Une invitation au voyage

C’est parce que la vie commence vraiment pour Dominique Fernandez avec le voyage (celui qu’il effectue en Italie à vingt-et-un ans et qui lui révèle le plaisir et la possibilité de vivre selon ses goûts) que son oeuvre acquiert aussi sa plénitude quand elle s’offre à son tour comme une invitation au voyage. Avec Porporino, tous les voyages, réels et métaphoriques, qui constituent le fonds de la création romanesque fernandezienne, sont réunis. Le roman est la recréation d’un monde et d’une société : l’auteur fait revivre Naples au XVIIIe siècle ; le roman se donne comme possibilité de plonger dans les profondeurs d’une conscience : c’est la voix d’un castrat qui a vécu l’époque splendide, puis la décadence de l’opéra italien, qui se fait entendre, mêlant récits intimes dont il a été l’acteur et épisodes historiques dont il a été le témoin ; le roman recrée les enjeux artistiques d’une époque : c’est la musique qui, promue au premier rang, fournit matière au rêve et à la réflexion.
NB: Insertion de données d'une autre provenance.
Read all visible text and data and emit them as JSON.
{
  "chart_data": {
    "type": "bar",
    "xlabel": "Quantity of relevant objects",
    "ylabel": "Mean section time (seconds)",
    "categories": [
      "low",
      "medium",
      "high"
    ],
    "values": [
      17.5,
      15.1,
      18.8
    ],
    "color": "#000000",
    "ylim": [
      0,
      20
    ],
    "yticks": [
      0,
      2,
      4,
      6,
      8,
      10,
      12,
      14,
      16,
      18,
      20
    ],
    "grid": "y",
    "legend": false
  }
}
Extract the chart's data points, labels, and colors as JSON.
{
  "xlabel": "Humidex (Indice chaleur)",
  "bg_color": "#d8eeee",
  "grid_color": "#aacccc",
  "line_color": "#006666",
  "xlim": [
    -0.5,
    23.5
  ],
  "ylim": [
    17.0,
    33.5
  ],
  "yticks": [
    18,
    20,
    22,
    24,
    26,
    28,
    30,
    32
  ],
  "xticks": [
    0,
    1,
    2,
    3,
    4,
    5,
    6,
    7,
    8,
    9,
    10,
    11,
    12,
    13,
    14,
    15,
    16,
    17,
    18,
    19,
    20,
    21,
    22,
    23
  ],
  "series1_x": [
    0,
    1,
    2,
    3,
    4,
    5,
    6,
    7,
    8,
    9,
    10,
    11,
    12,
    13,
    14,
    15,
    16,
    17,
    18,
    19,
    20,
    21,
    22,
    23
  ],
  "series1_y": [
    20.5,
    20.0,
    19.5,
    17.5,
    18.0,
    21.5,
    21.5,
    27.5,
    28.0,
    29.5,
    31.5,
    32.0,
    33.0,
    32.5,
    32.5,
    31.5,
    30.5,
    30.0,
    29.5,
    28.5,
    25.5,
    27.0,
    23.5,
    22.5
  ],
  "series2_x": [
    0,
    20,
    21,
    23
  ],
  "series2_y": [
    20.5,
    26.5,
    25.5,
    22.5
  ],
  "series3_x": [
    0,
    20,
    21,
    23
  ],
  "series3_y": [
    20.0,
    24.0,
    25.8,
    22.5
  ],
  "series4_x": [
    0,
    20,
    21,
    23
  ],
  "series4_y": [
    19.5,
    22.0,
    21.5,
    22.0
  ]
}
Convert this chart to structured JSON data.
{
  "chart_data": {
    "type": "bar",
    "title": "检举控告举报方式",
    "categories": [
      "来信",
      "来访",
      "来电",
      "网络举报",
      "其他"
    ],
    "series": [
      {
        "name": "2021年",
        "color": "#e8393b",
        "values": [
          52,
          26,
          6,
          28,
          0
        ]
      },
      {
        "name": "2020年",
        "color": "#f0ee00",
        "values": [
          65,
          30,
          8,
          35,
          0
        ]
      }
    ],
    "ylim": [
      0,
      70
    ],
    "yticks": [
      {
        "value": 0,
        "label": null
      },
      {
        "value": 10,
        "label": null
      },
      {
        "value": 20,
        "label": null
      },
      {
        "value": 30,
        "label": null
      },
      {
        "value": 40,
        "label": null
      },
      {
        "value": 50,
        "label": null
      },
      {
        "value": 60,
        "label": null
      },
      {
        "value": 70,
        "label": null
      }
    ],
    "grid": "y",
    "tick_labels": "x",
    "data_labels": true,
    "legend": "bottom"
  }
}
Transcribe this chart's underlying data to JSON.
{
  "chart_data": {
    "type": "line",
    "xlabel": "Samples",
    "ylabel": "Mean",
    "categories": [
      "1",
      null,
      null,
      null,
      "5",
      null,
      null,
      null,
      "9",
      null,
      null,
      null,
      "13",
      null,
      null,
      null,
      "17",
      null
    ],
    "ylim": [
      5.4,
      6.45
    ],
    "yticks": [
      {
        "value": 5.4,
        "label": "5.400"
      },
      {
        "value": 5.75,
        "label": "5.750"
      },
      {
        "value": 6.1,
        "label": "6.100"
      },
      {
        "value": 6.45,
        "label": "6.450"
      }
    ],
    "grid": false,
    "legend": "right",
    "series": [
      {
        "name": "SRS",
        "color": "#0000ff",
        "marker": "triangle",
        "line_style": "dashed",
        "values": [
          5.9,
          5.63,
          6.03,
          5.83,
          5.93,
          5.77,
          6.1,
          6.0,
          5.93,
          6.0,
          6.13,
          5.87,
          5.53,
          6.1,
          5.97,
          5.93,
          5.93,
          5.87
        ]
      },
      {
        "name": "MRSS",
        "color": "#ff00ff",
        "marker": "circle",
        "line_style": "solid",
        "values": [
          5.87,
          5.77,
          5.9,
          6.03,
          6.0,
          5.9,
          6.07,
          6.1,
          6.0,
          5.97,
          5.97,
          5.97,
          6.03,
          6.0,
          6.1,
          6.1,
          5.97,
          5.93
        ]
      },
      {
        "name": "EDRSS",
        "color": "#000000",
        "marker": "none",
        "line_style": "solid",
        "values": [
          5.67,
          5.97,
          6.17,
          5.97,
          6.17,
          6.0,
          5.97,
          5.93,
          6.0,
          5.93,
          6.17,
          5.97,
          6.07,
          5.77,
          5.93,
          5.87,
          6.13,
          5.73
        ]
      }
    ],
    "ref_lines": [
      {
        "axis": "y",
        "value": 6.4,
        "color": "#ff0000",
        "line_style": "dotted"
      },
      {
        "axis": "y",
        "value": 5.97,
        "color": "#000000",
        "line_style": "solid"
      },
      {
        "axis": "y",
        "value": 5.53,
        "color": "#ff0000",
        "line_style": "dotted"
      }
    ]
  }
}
Il faut donc, pour comprendre comment se constitue l’oeuvre entier, mettre en rapport les romans de Dominique Fernandez et ses livres de voyage, mettre en relation les voyages de l’auteur et ceux de ses personnages, car non seulement il n’opère pas de coupures entre les genres mais nourrit continûment et profondément les uns par les autres. C’est la seule façon de révéler la richesse et la complexité d’une oeuvre qui, revisitant inlassablement les mêmes questions, se montre pourtant toujours différente, toujours nouvelle. Car s’il est vrai que cet auteur, comme tout grand écrivain, écrit toujours le même livre, il le fait, quant à lui, selon la gamme infinie des sentiments et du plaisir. Et son plaisir semble dans tous les cas initier le processus de la création : il n’y aurait pas de roman sans renouvellement de cette expérience, de la même façon qu’il n’y aurait pas de création fernandezienne sans enchantement de voyage. Le voyage est l’inspirateur du roman, l’épisode provoquant la rencontre et donc l’écriture, et l’écriture se rêve comme le prolongement de ce voyage : mouvement double et réciproque de la fascination et de l’évocation, de l’admiration et de la narration.

Les deux parties centrales que nous réservons, l’une à la musique et l’autre au voyage, sont les points indispensables d’une étude du plaisir fernandezien afin d’en montrer la genèse et les prolongements.